The Tasnim news agency published photos of about 20 “riot leaders”, including several women, taken in the holy shrine city of Qom, and said the military and security forces were calling on citizens to “identify them and inform the authorities”.
Other reports said that students at Tehran and Al-Zahra Universities and the Sharif Institute have gone on strike and urged professors to join them.
The EU’s foreign policy chief Josep Borrell on Sunday slammed Iran for its “widespread and disproportionate use of force against nonviolent protestors”.
He said the EU would “continue to consider all the options at its disposal … to address the killing of Mahsa Amini” and the state response to the protests in Iran, a country already under punishing sanctions over its nuclear programme.
Germany on Monday said it had summoned the Iranian ambassador over the crackdown on the protests, with a conversation set to “take place this afternoon”, according to the foreign ministry.
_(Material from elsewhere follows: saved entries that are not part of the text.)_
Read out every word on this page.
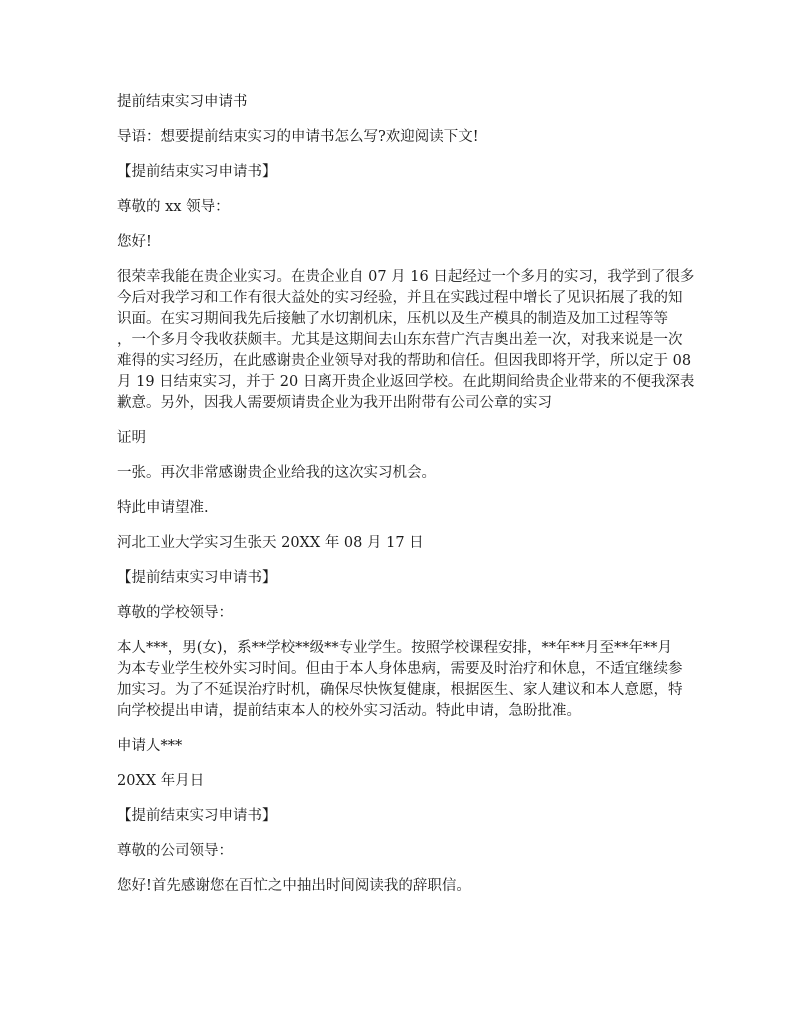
提前结束实习申请书

导语：想要提前结束实习的申请书怎么写?欢迎阅读下文!

【提前结束实习申请书】

尊敬的 xx 领导：

您好!

很荣幸我能在贵企业实习。在贵企业自 07 月 16 日起经过一个多月的实习，我学到了很多
今后对我学习和工作有很大益处的实习经验，并且在实践过程中增长了见识拓展了我的知
识面。在实习期间我先后接触了水切割机床，压机以及生产模具的制造及加工过程等等
，一个多月令我收获颇丰。尤其是这期间去山东东营广汽吉奥出差一次，对我来说是一次
难得的实习经历，在此感谢贵企业领导对我的帮助和信任。但因我即将开学，所以定于 08
月 19 日结束实习，并于 20 日离开贵企业返回学校。在此期间给贵企业带来的不便我深表
歉意。另外，因我人需要烦请贵企业为我开出附带有公司公章的实习

证明

一张。再次非常感谢贵企业给我的这次实习机会。

特此申请望准.

河北工业大学实习生张天 20XX 年 08 月 17 日

【提前结束实习申请书】

尊敬的学校领导：

本人***，男(女)，系**学校**级**专业学生。按照学校课程安排，**年**月至**年**月
为本专业学生校外实习时间。但由于本人身体患病，需要及时治疗和休息，不适宜继续参
加实习。为了不延误治疗时机，确保尽快恢复健康，根据医生、家人建议和本人意愿，特
向学校提出申请，提前结束本人的校外实习活动。特此申请，急盼批准。

申请人***

20XX 年月日

【提前结束实习申请书】

尊敬的公司领导：

您好!首先感谢您在百忙之中抽出时间阅读我的辞职信。
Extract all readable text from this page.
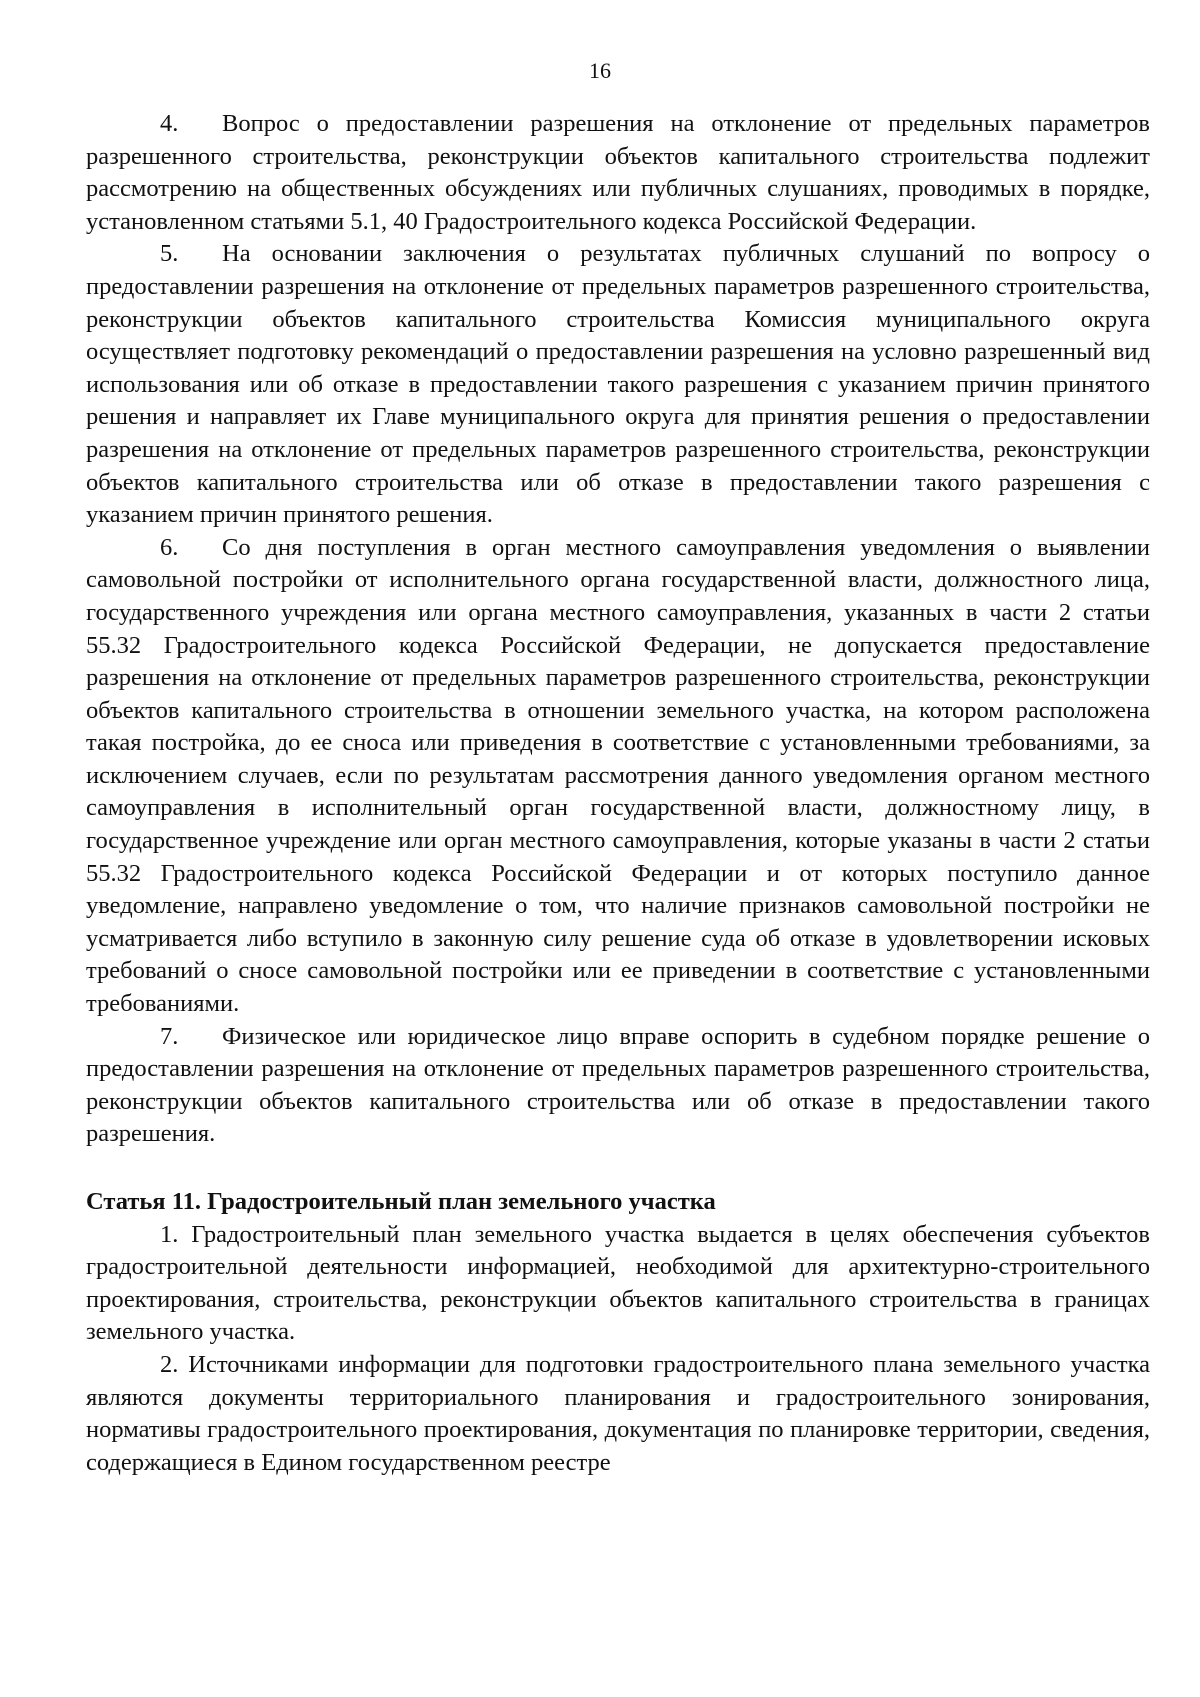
16

4. Вопрос о предоставлении разрешения на отклонение от предельных параметров разрешенного строительства, реконструкции объектов капитального строительства подлежит рассмотрению на общественных обсуждениях или публичных слушаниях, проводимых в порядке, установленном статьями 5.1, 40 Градостроительного кодекса Российской Федерации.

5. На основании заключения о результатах публичных слушаний по вопросу о предоставлении разрешения на отклонение от предельных параметров разрешенного строительства, реконструкции объектов капитального строительства Комиссия муниципального округа осуществляет подготовку рекомендаций о предоставлении разрешения на условно разрешенный вид использования или об отказе в предоставлении такого разрешения с указанием причин принятого решения и направляет их Главе муниципального округа для принятия решения о предоставлении разрешения на отклонение от предельных параметров разрешенного строительства, реконструкции объектов капитального строительства или об отказе в предоставлении такого разрешения с указанием причин принятого решения.

6. Со дня поступления в орган местного самоуправления уведомления о выявлении самовольной постройки от исполнительного органа государственной власти, должностного лица, государственного учреждения или органа местного самоуправления, указанных в части 2 статьи 55.32 Градостроительного кодекса Российской Федерации, не допускается предоставление разрешения на отклонение от предельных параметров разрешенного строительства, реконструкции объектов капитального строительства в отношении земельного участка, на котором расположена такая постройка, до ее сноса или приведения в соответствие с установленными требованиями, за исключением случаев, если по результатам рассмотрения данного уведомления органом местного самоуправления в исполнительный орган государственной власти, должностному лицу, в государственное учреждение или орган местного самоуправления, которые указаны в части 2 статьи 55.32 Градостроительного кодекса Российской Федерации и от которых поступило данное уведомление, направлено уведомление о том, что наличие признаков самовольной постройки не усматривается либо вступило в законную силу решение суда об отказе в удовлетворении исковых требований о сносе самовольной постройки или ее приведении в соответствие с установленными требованиями.

7. Физическое или юридическое лицо вправе оспорить в судебном порядке решение о предоставлении разрешения на отклонение от предельных параметров разрешенного строительства, реконструкции объектов капитального строительства или об отказе в предоставлении такого разрешения.

Статья 11. Градостроительный план земельного участка

1. Градостроительный план земельного участка выдается в целях обеспечения субъектов градостроительной деятельности информацией, необходимой для архитектурно-строительного проектирования, строительства, реконструкции объектов капитального строительства в границах земельного участка.

2. Источниками информации для подготовки градостроительного плана земельного участка являются документы территориального планирования и градостроительного зонирования, нормативы градостроительного проектирования, документация по планировке территории, сведения, содержащиеся в Едином государственном реестре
Tehran, for its part, said Sunday it had summoned Britain’s ambassador to protest what it called an “invitation to riots” by London-based Farsi language media, and Norway’s envoy over the parliamentary speaker’s “unconstructive comments” on the protests.
US President Joe Biden last week saluted the Iranian protesters, telling the UN General Assembly that “we stand with the brave citizens and the brave women of Iran who right now are demonstrating to secure their basic rights”.